Trump Seeks Supreme Court Rehearing on Birthright Citizenship
WASHINGTON-U.S. President Donald Trump said on Wednesday that he will ask the Supreme Court to rehear its recent decision striking down his executive order restricting birthright citizenship, launching an extraordinary legal effort to revive one of the signature immigration policies of his second administration.
The announcement follows the court’s ruling last month that Trump’s executive order violated the Citizenship Clause of the 14th Amendment to the U.S. Constitution, which grants citizenship to people born in the United States who are “subject to the jurisdiction thereof.”
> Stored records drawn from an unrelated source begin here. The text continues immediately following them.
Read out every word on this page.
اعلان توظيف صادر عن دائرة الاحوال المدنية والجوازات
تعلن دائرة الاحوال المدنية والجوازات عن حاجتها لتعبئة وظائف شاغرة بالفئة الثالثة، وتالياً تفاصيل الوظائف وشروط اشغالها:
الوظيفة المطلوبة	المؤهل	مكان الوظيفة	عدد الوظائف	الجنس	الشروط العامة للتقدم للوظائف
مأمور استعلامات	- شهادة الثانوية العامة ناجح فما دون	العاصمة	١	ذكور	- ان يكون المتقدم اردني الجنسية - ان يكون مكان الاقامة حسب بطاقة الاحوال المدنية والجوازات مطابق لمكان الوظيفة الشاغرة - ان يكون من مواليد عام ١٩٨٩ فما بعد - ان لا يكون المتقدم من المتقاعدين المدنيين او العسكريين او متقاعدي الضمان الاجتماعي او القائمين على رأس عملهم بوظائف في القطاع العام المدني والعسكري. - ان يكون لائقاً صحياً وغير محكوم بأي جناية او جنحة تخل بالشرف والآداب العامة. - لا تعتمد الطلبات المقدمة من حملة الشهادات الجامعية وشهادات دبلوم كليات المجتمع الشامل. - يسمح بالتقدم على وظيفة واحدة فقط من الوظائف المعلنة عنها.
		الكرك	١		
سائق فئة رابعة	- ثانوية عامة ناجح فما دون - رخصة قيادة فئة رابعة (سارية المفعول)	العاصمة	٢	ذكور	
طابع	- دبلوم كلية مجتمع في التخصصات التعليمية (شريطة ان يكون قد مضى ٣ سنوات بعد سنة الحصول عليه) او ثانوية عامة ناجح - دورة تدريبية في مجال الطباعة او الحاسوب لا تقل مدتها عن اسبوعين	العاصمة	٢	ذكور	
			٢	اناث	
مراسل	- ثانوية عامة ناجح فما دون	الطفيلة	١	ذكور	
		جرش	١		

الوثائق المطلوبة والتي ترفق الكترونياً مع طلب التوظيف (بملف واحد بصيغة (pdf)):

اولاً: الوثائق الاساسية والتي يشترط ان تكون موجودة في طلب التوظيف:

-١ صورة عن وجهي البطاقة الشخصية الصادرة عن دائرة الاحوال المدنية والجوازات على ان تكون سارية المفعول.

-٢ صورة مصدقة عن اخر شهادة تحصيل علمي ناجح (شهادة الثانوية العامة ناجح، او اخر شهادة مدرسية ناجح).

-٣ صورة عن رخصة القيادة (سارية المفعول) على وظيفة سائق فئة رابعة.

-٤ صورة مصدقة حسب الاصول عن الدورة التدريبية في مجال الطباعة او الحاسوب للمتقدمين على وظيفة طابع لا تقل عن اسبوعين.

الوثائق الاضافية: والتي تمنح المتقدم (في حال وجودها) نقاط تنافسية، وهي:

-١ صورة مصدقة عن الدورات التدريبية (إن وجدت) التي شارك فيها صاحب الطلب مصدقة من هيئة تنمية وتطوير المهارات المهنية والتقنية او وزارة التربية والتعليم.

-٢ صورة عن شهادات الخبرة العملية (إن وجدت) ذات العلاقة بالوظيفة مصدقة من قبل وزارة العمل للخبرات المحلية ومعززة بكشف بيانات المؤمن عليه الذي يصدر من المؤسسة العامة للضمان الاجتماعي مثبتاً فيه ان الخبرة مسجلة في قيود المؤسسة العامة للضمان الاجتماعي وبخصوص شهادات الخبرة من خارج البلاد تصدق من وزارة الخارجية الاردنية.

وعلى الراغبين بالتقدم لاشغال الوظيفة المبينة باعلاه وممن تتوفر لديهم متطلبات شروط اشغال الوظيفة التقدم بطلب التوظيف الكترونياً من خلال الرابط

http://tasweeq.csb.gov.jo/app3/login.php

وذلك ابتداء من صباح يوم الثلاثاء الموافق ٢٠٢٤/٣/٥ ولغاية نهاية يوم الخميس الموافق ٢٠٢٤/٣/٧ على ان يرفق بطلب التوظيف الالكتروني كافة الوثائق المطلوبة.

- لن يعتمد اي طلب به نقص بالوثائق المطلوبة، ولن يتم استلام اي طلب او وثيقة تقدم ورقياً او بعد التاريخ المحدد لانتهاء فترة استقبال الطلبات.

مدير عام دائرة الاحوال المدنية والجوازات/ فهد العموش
In a post on his social media platform, Truth Social, Trump described the decision as a “miscarriage of justice” and said he would immediately request that the Supreme Court reconsider the case.
“American citizenship is not for sale,” Trump wrote, arguing that the court had reached the wrong conclusion in rejecting his administration’s position.
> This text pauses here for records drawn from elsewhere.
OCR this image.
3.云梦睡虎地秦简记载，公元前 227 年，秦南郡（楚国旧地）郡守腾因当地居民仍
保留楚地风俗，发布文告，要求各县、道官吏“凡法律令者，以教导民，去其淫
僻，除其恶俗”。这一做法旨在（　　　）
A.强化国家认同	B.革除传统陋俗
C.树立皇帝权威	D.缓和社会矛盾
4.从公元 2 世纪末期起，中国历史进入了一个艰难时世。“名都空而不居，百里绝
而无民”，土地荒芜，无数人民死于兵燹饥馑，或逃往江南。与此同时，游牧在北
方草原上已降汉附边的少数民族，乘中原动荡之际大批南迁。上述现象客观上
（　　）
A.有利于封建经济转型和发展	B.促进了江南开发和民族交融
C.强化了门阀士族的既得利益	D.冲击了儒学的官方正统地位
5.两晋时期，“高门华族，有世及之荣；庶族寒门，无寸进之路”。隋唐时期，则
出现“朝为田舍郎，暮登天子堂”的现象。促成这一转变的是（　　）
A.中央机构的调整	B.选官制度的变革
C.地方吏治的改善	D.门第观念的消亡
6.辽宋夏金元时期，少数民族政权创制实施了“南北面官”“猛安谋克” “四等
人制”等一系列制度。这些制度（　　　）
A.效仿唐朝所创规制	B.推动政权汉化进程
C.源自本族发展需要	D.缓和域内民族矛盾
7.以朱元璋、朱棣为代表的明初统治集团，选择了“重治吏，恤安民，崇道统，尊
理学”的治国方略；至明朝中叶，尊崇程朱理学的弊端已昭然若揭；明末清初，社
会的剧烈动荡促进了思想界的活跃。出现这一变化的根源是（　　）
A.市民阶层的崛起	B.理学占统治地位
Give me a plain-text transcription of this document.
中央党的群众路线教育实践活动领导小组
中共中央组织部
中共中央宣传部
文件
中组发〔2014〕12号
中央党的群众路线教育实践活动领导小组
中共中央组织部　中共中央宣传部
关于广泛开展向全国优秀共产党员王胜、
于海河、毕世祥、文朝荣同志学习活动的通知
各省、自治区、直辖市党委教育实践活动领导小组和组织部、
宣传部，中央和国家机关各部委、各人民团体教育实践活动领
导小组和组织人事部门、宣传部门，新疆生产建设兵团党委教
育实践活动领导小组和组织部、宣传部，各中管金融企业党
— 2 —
The ruling was authored by Chief Justice John Roberts and rejected the administration’s attempt to narrow the constitutional guarantee of birthright citizenship through executive action.
Legal experts generally regard requests for Supreme Court rehearings as highly unlikely to succeed. The court rarely grants such petitions and has not reversed an argued case through the rehearing process in decades.
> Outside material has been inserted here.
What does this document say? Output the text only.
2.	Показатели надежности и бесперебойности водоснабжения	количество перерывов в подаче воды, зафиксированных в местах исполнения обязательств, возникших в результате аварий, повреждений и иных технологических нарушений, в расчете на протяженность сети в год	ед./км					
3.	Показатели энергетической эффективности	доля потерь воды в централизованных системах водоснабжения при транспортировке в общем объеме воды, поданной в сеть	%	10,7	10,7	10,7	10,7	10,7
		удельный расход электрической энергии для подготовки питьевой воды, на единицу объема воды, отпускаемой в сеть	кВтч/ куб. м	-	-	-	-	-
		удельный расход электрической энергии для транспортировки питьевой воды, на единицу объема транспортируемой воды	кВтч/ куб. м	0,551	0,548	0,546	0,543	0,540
Trump signed the executive order on his first day after returning to office last year as part of a broader package of immigration measures aimed at tightening both legal and illegal immigration.
The birthright citizenship directive was one of the administration’s most closely watched immigration initiatives and immediately prompted legal challenges that ultimately reached the nation’s highest court.
The latest move reflects Trump’s continued effort to test the scope of presidential authority in advancing key domestic policy priorities through executive action, even after judicial setbacks.
If filed, the rehearing petition would ask the nine-member Supreme Court to reconsider its earlier judgment, although such requests face long odds under the court’s established practice.